Friday, January 26, 2007

Two questions:

What do you have to believe to be Evangelical?

What do you have to believe to be orthodox (not Greek, just normatively Christian)?

6 comments:

Ben said...

I usually think of evangelical as believing in "born-again" experiences and seeking to go out and lead others to Christ. The missionary thing - evangelism - is central to evangelicalism as I understand it.

Ρωμανός ~ Romanós said...

I would describe myself as an evangelical (believing in the primary authority and infallibility of the Holy Scriptures) Greek (participating in and promoting the continuation of Greco-Roman hellenism in thought and language) Orthodox (accepting the doctrinal formulations of the seven ecumenical synods as binding).

All that aside, I accept as evangelical and orthodox in others anyone who acknowledges the Holy Bible as the Word of God, Jesus as Lord and Savior, and all the statements in the original Symbol of Nicaea (called the Nicene Creed by Western Christians), not including the addition of "filioque".

Since most Catholics and creedal Protestants don't give a hoot about the "filioque", I wouldn't bring it up, unless they did. But it's non-biblical.

If you are talking about folks who actually believe what their "church" teaches, I'm afraid that I would have to lump most Protestants and all Eastern Orthodox together as "orthodox" by my second set of criteria; but Roman Catholics, Mormons, Jehovah Witnesses, most Pentecostals and other cultists as "heterodox".

Sorry. Let me know when you want to start the stoning, so I can cover my head.

Ben said...

What is the "filioque"?

Ρωμανός ~ Romanós said...

Sorry, but I haven't been looking in much lately.

Ben, if you haven't found it on your own, using Google or Wikipedia, the "filioque" is a word meaning "and from the Son" inserted into the Latin translation of the Symbol of Nicaea, and thence into English, as in the phrase "…and in the Holy Spirit, the Lord and Giver of Life, who proceeds from the Father and [from] the Son…"

Besides being unscriptural and therefore unsupportable, no one can add to or subtract from the Symbol of Nicaea. It seems like a small thing, to make such a fuss over a single word, but there are many theologians who assert that by adding this word, knowledge of the integrity and nature of the Divine Triad is corrupted. It is no longer three Divine Persons in a single Essence, whose principle of unity is the Father, but has become a kind of dyarchy with the Father and the Son equally being sources of the Spirit.

The Orthodox symbol of the Triad (Trinity) that comes from nature is the Sun, which never exists without Light and Heat. All three are distinct entities, yet they exist in inseparable unity. There's never a time when the sun exists without giving off light or heat; nor is there light without the sun or without heat; nor is there heat without the sun or light. This is a classic symbol, to which modern science has added an interesting twist: Light itself has two natures, waves and photons, just as the Son of God has two natures, divine and human.
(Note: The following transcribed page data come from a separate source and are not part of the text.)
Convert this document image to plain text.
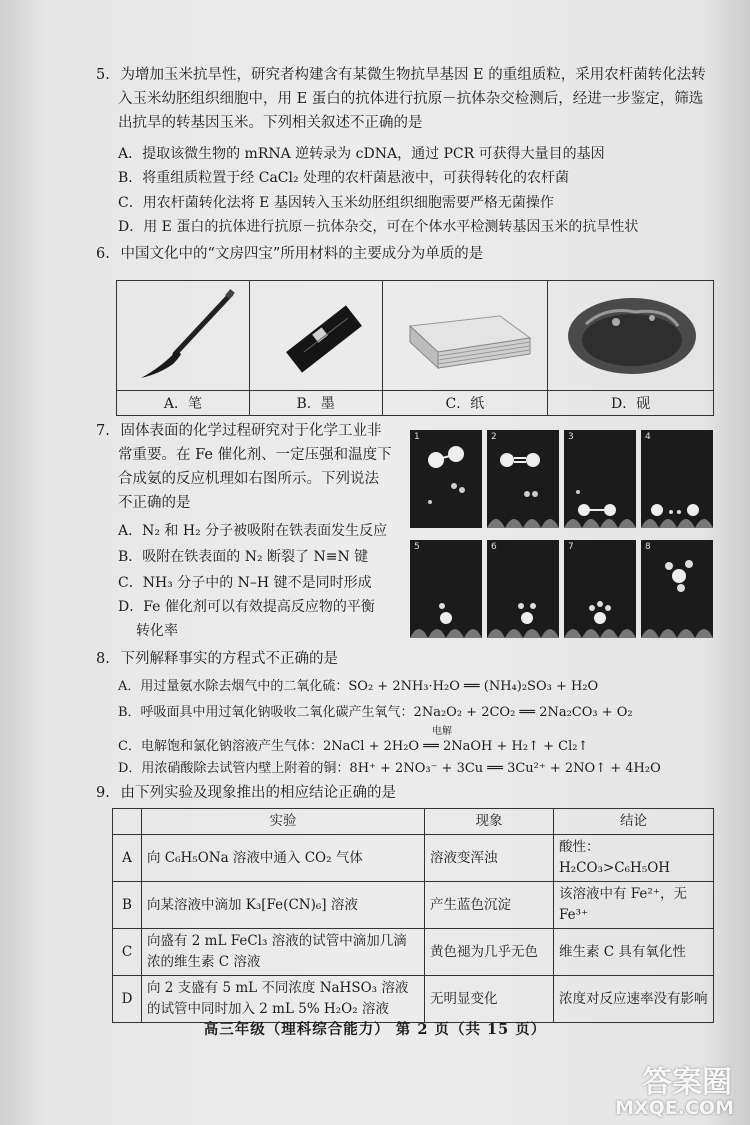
5. 为增加玉米抗旱性，研究者构建含有某微生物抗旱基因 E 的重组质粒，采用农杆菌转化法转
入玉米幼胚组织细胞中，用 E 蛋白的抗体进行抗原－抗体杂交检测后，经进一步鉴定，筛选
出抗旱的转基因玉米。下列相关叙述不正确的是
A．提取该微生物的 mRNA 逆转录为 cDNA，通过 PCR 可获得大量目的基因
B．将重组质粒置于经 CaCl₂ 处理的农杆菌悬液中，可获得转化的农杆菌
C．用农杆菌转化法将 E 基因转入玉米幼胚组织细胞需要严格无菌操作
D．用 E 蛋白的抗体进行抗原－抗体杂交，可在个体水平检测转基因玉米的抗旱性状
6. 中国文化中的“文房四宝”所用材料的主要成分为单质的是

A．笔	B．墨	C．纸	D．砚
7. 固体表面的化学过程研究对于化学工业非
常重要。在 Fe 催化剂、一定压强和温度下
合成氨的反应机理如右图所示。下列说法
不正确的是
A．N₂ 和 H₂ 分子被吸附在铁表面发生反应
B．吸附在铁表面的 N₂ 断裂了 N≡N 键
C．NH₃ 分子中的 N–H 键不是同时形成
D．Fe 催化剂可以有效提高反应物的平衡
转化率
1	2	3	4
5	6	7	8
8. 下列解释事实的方程式不正确的是
A．用过量氨水除去烟气中的二氧化硫：SO₂ + 2NH₃·H₂O ══ (NH₄)₂SO₃ + H₂O
B．呼吸面具中用过氧化钠吸收二氧化碳产生氧气：2Na₂O₂ + 2CO₂ ══ 2Na₂CO₃ + O₂
C．电解饱和氯化钠溶液产生气体：2NaCl + 2H₂O ══ 2NaOH + H₂↑ + Cl₂↑
电解
D．用浓硝酸除去试管内壁上附着的铜：8H⁺ + 2NO₃⁻ + 3Cu ══ 3Cu²⁺ + 2NO↑ + 4H₂O
9. 由下列实验及现象推出的相应结论正确的是
	实验	现象	结论
A	向 C₆H₅ONa 溶液中通入 CO₂ 气体	溶液变浑浊	酸性：H₂CO₃>C₆H₅OH
B	向某溶液中滴加 K₃[Fe(CN)₆] 溶液	产生蓝色沉淀	该溶液中有 Fe²⁺，无 Fe³⁺
C	向盛有 2 mL FeCl₃ 溶液的试管中滴加几滴浓的维生素 C 溶液	黄色褪为几乎无色	维生素 C 具有氧化性
D	向 2 支盛有 5 mL 不同浓度 NaHSO₃ 溶液的试管中同时加入 2 mL 5% H₂O₂ 溶液	无明显变化	浓度对反应速率没有影响
高三年级（理科综合能力） 第 2 页（共 15 页）
答案圈
MXQE.COM
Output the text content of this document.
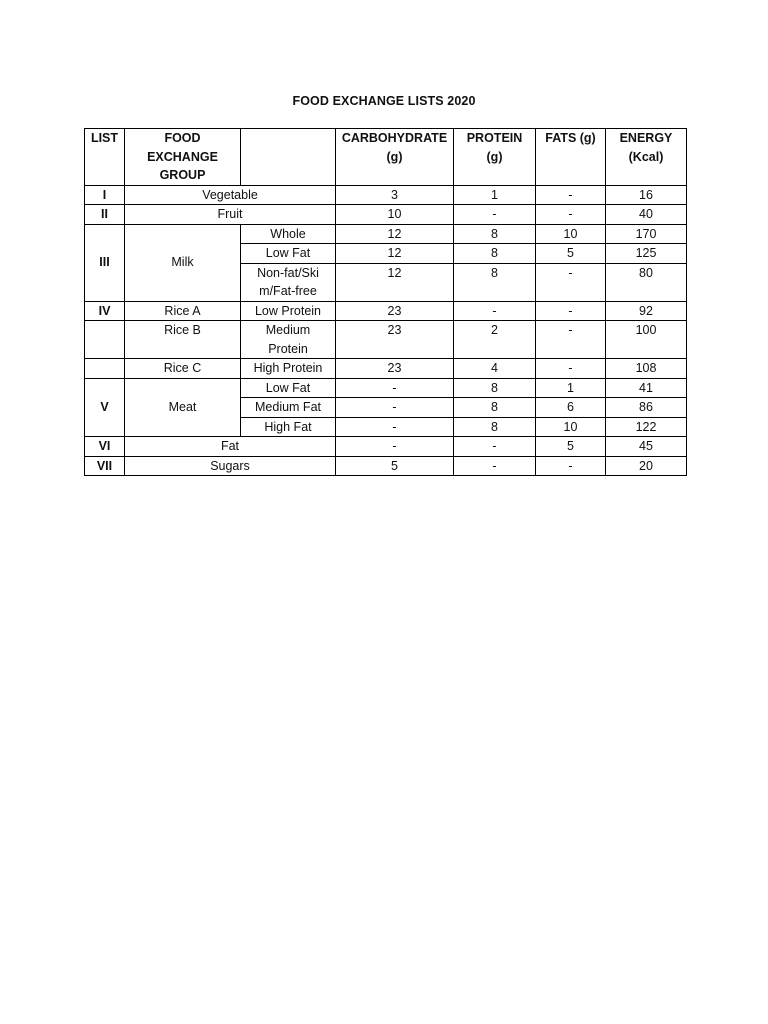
FOOD EXCHANGE LISTS 2020
LIST	FOOD EXCHANGE GROUP		CARBOHYDRATE (g)	PROTEIN (g)	FATS (g)	ENERGY (Kcal)
I	Vegetable		3	1	-	16
II	Fruit		10	-	-	40
III	Milk	Whole	12	8	10	170
		Low Fat	12	8	5	125
		Non-fat/Skim/Fat-free	12	8	-	80
IV	Rice A	Low Protein	23	-	-	92
	Rice B	Medium Protein	23	2	-	100
	Rice C	High Protein	23	4	-	108
V	Meat	Low Fat	-	8	1	41
		Medium Fat	-	8	6	86
		High Fat	-	8	10	122
VI	Fat		-	-	5	45
VII	Sugars		5	-	-	20
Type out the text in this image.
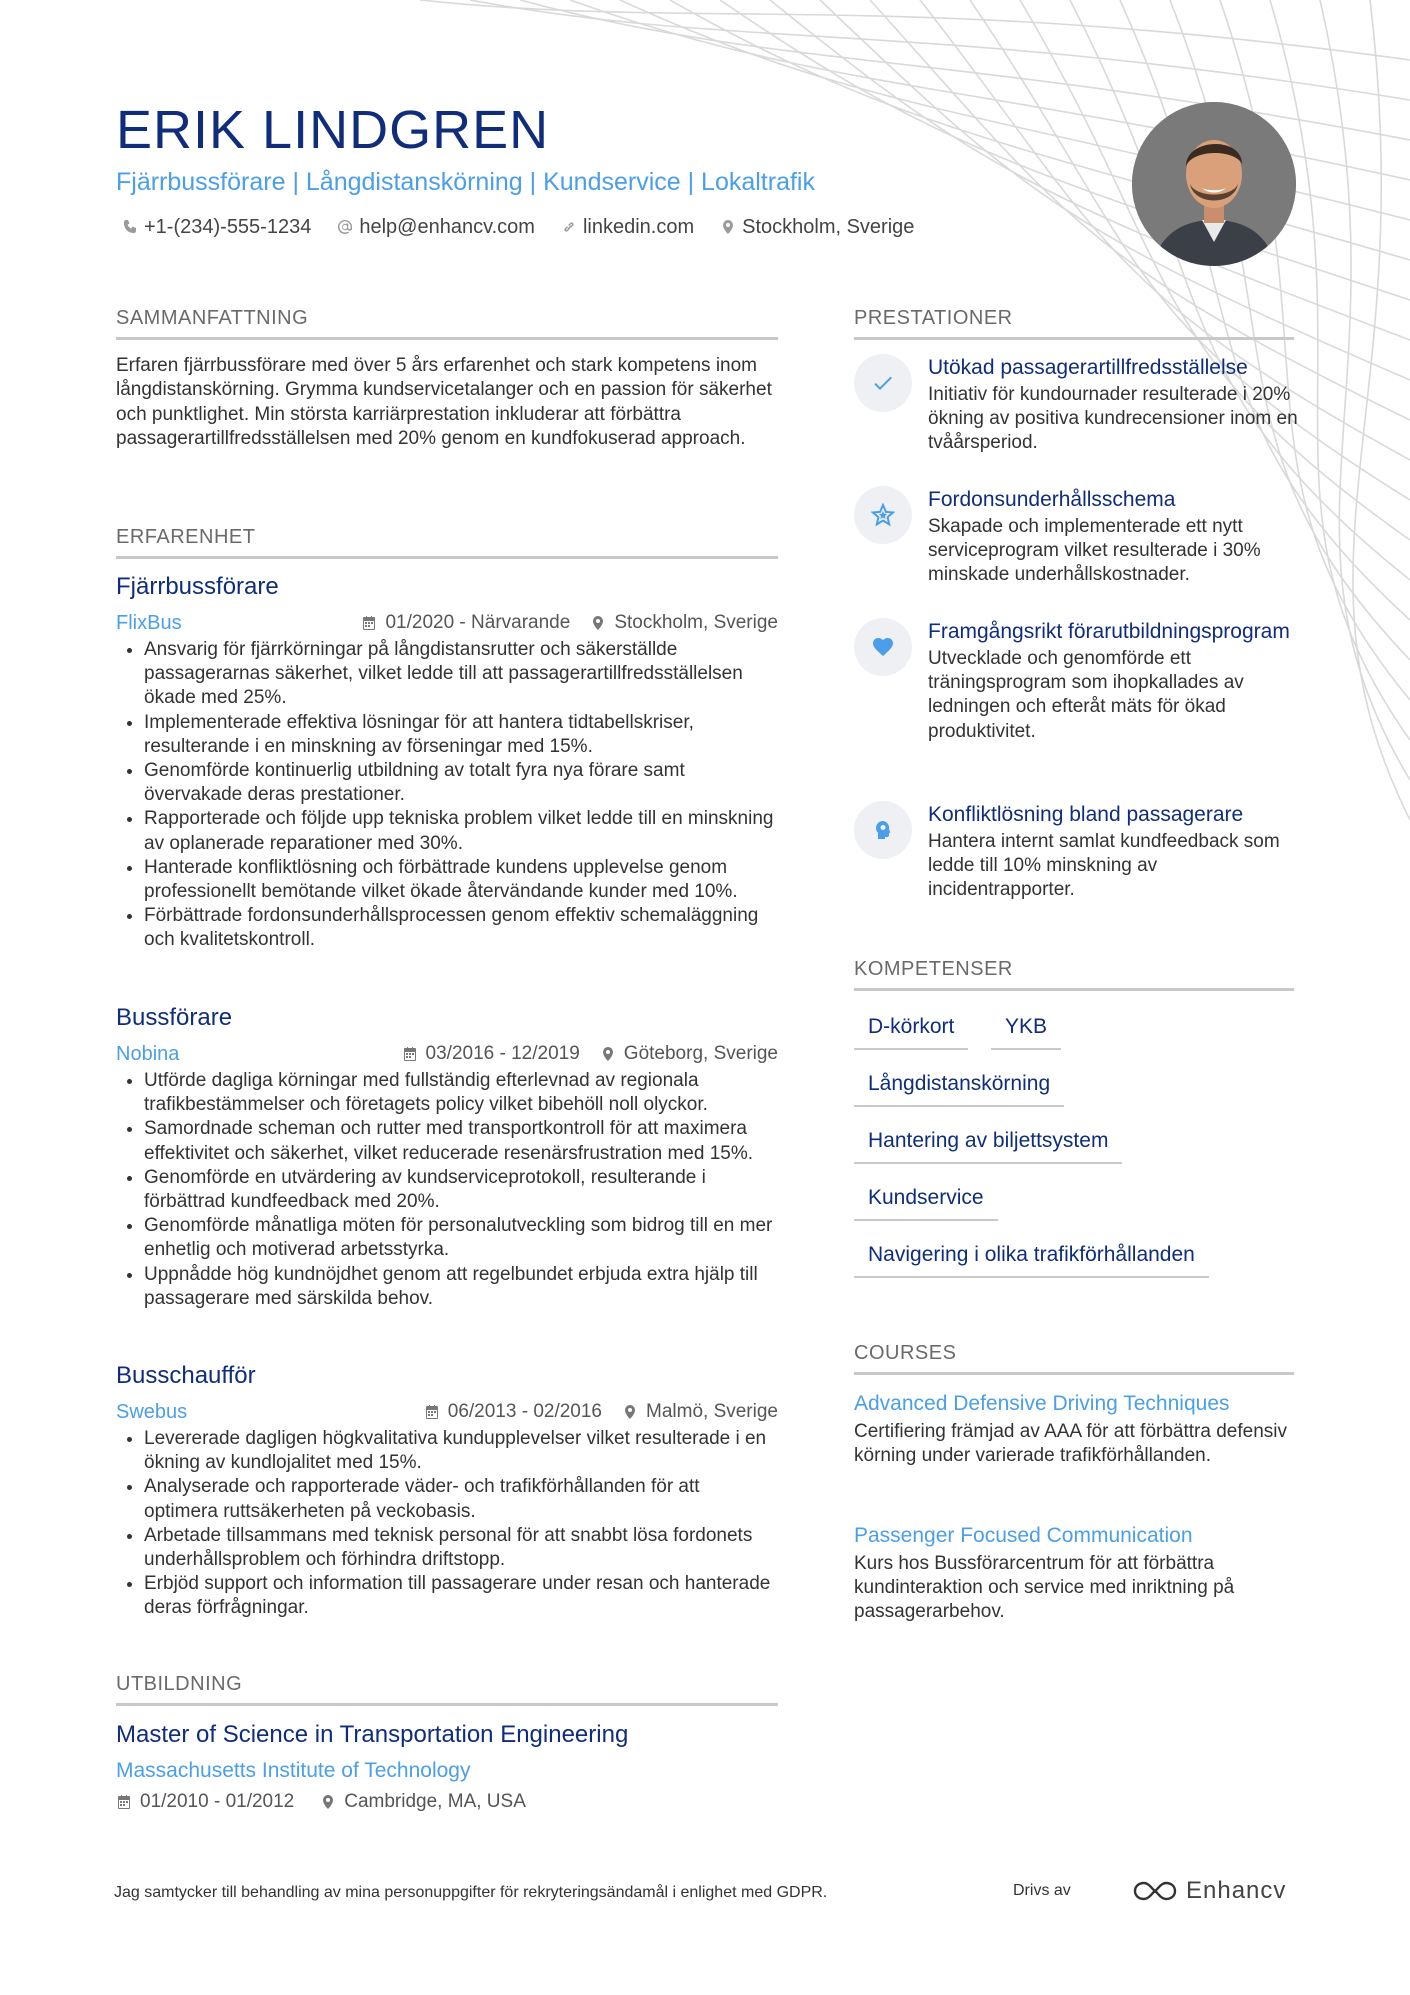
ERIK LINDGREN
Fjärrbussförare | Långdistanskörning | Kundservice | Lokaltrafik
+1-(234)-555-1234 help@enhancv.com linkedin.com Stockholm, Sverige
SAMMANFATTNING
Erfaren fjärrbussförare med över 5 års erfarenhet och stark kompetens inom långdistanskörning. Grymma kundservicetalanger och en passion för säkerhet och punktlighet. Min största karriärprestation inkluderar att förbättra passagerartillfredsställelsen med 20% genom en kundfokuserad approach.
ERFARENHET
Fjärrbussförare
FlixBus	01/2020 - Närvarande Stockholm, Sverige
• Ansvarig för fjärrkörningar på långdistansrutter och säkerställde passagerarnas säkerhet, vilket ledde till att passagerartillfredsställelsen ökade med 25%.
• Implementerade effektiva lösningar för att hantera tidtabellskriser, resulterande i en minskning av förseningar med 15%.
• Genomförde kontinuerlig utbildning av totalt fyra nya förare samt övervakade deras prestationer.
• Rapporterade och följde upp tekniska problem vilket ledde till en minskning av oplanerade reparationer med 30%.
• Hanterade konfliktlösning och förbättrade kundens upplevelse genom professionellt bemötande vilket ökade återvändande kunder med 10%.
• Förbättrade fordonsunderhållsprocessen genom effektiv schemaläggning och kvalitetskontroll.
Bussförare
Nobina	03/2016 - 12/2019 Göteborg, Sverige
• Utförde dagliga körningar med fullständig efterlevnad av regionala trafikbestämmelser och företagets policy vilket bibehöll noll olyckor.
• Samordnade scheman och rutter med transportkontroll för att maximera effektivitet och säkerhet, vilket reducerade resenärsfrustration med 15%.
• Genomförde en utvärdering av kundserviceprotokoll, resulterande i förbättrad kundfeedback med 20%.
• Genomförde månatliga möten för personalutveckling som bidrog till en mer enhetlig och motiverad arbetsstyrka.
• Uppnådde hög kundnöjdhet genom att regelbundet erbjuda extra hjälp till passagerare med särskilda behov.
Busschaufför
Swebus	06/2013 - 02/2016 Malmö, Sverige
• Levererade dagligen högkvalitativa kundupplevelser vilket resulterade i en ökning av kundlojalitet med 15%.
• Analyserade och rapporterade väder- och trafikförhållanden för att optimera ruttsäkerheten på veckobasis.
• Arbetade tillsammans med teknisk personal för att snabbt lösa fordonets underhållsproblem och förhindra driftstopp.
• Erbjöd support och information till passagerare under resan och hanterade deras förfrågningar.
UTBILDNING
Master of Science in Transportation Engineering
Massachusetts Institute of Technology
01/2010 - 01/2012	Cambridge, MA, USA
PRESTATIONER
Utökad passagerartillfredsställelse
Initiativ för kundournader resulterade i 20% ökning av positiva kundrecensioner inom en tvåårsperiod.
Fordonsunderhållsschema
Skapade och implementerade ett nytt serviceprogram vilket resulterade i 30% minskade underhållskostnader.
Framgångsrikt förarutbildningsprogram
Utvecklade och genomförde ett träningsprogram som ihopkallades av ledningen och efteråt mäts för ökad produktivitet.
Konfliktlösning bland passagerare
Hantera internt samlat kundfeedback som ledde till 10% minskning av incidentrapporter.
KOMPETENSER
D-körkort	YKB
Långdistanskörning
Hantering av biljettsystem
Kundservice
Navigering i olika trafikförhållanden
COURSES
Advanced Defensive Driving Techniques
Certifiering främjad av AAA för att förbättra defensiv körning under varierade trafikförhållanden.
Passenger Focused Communication
Kurs hos Bussförarcentrum för att förbättra kundinteraktion och service med inriktning på passagerarbehov.
Jag samtycker till behandling av mina personuppgifter för rekryteringsändamål i enlighet med GDPR.	Drivs av	Enhancv
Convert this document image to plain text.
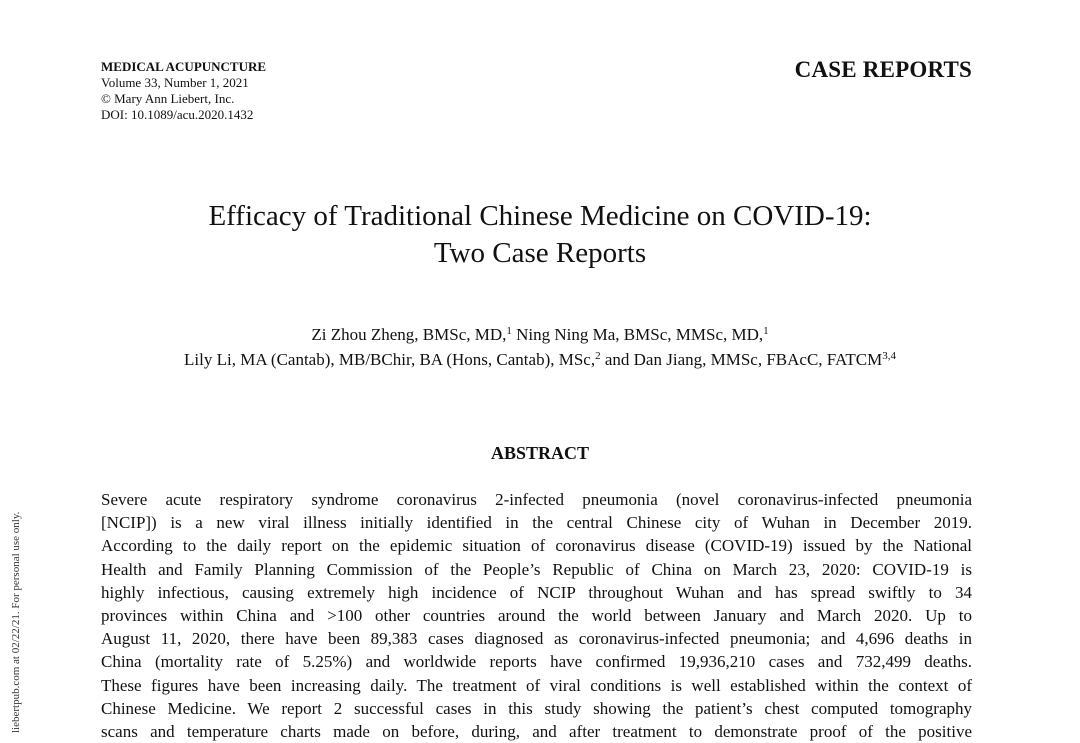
MEDICAL ACUPUNCTURE
Volume 33, Number 1, 2021
© Mary Ann Liebert, Inc.
DOI: 10.1089/acu.2020.1432
CASE REPORTS
Efficacy of Traditional Chinese Medicine on COVID-19:
Two Case Reports
Zi Zhou Zheng, BMSc, MD,$^1$ Ning Ning Ma, BMSc, MMSc, MD,$^1$
Lily Li, MA (Cantab), MB/BChir, BA (Hons, Cantab), MSc,$^2$ and Dan Jiang, MMSc, FBAcC, FATCM$^{3,4}$
ABSTRACT
Severe acute respiratory syndrome coronavirus 2-infected pneumonia (novel coronavirus-infected pneumonia
[NCIP]) is a new viral illness initially identified in the central Chinese city of Wuhan in December 2019.
According to the daily report on the epidemic situation of coronavirus disease (COVID-19) issued by the National
Health and Family Planning Commission of the People’s Republic of China on March 23, 2020: COVID-19 is
highly infectious, causing extremely high incidence of NCIP throughout Wuhan and has spread swiftly to 34
provinces within China and >100 other countries around the world between January and March 2020. Up to
August 11, 2020, there have been 89,383 cases diagnosed as coronavirus-infected pneumonia; and 4,696 deaths in
China (mortality rate of 5.25%) and worldwide reports have confirmed 19,936,210 cases and 732,499 deaths.
These figures have been increasing daily. The treatment of viral conditions is well established within the context of
Chinese Medicine. We report 2 successful cases in this study showing the patient’s chest computed tomography
scans and temperature charts made on before, during, and after treatment to demonstrate proof of the positive
liebertpub.com at 02/22/21. For personal use only.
Although I don't completely understand the argument, many theologians believe that by making the Spirit proceed from Father and Son, also, this corrupts the structure of the Church, introducing a false authority, resulting in the papacy and other Roman Catholic deviations from evangelical truth.

Check out the Romanity website on the internet by typing in "Romanity" into Google or another search engine. Dr. John Romanides (now deceased) is the main proponent of the extreme form of this anti-Roman anti-papal position within Orthodoxy. Ironic that his name is Romanides, and that his position is broadly known as "Romanity" which is an English construct for the Greek term "Romaiosyne" which merely defines the Greco-Roman heritage.

Ben said...

Interesting....the only theological controversy I've ever heard about the Nicene Creed was the part about "he descended into Hell"....that part, as far as I can tell, has no Scriptural basis.

Ρωμανός ~ Romanós said...

Excuse me, Ben, but "he descended into hell" is NOT in the Nicene Creed. You are thinking of the local Roman creed called "the Apostles' Creed" which is yet another fictitious formula of the Latin church.

Only the Symbol of Nicaea is "binding" on Christians who call themselves "orthodox" with lower or upper case O.

We are not saved or even made righteous by adherence to creeds. The Symbol of Nicaea is only that—a symbol. Salvation and righteousness (justification) come only through Jesus Christ to those who adhere only to Him.

After reading the Bible, take a look at the basic church fathers, those who lived in the first and second century, and then tackle Eusebius' History of the Church. Evangelicals need to pay more attention to the roots, so as not to get blown down by the current windstorm of "other books."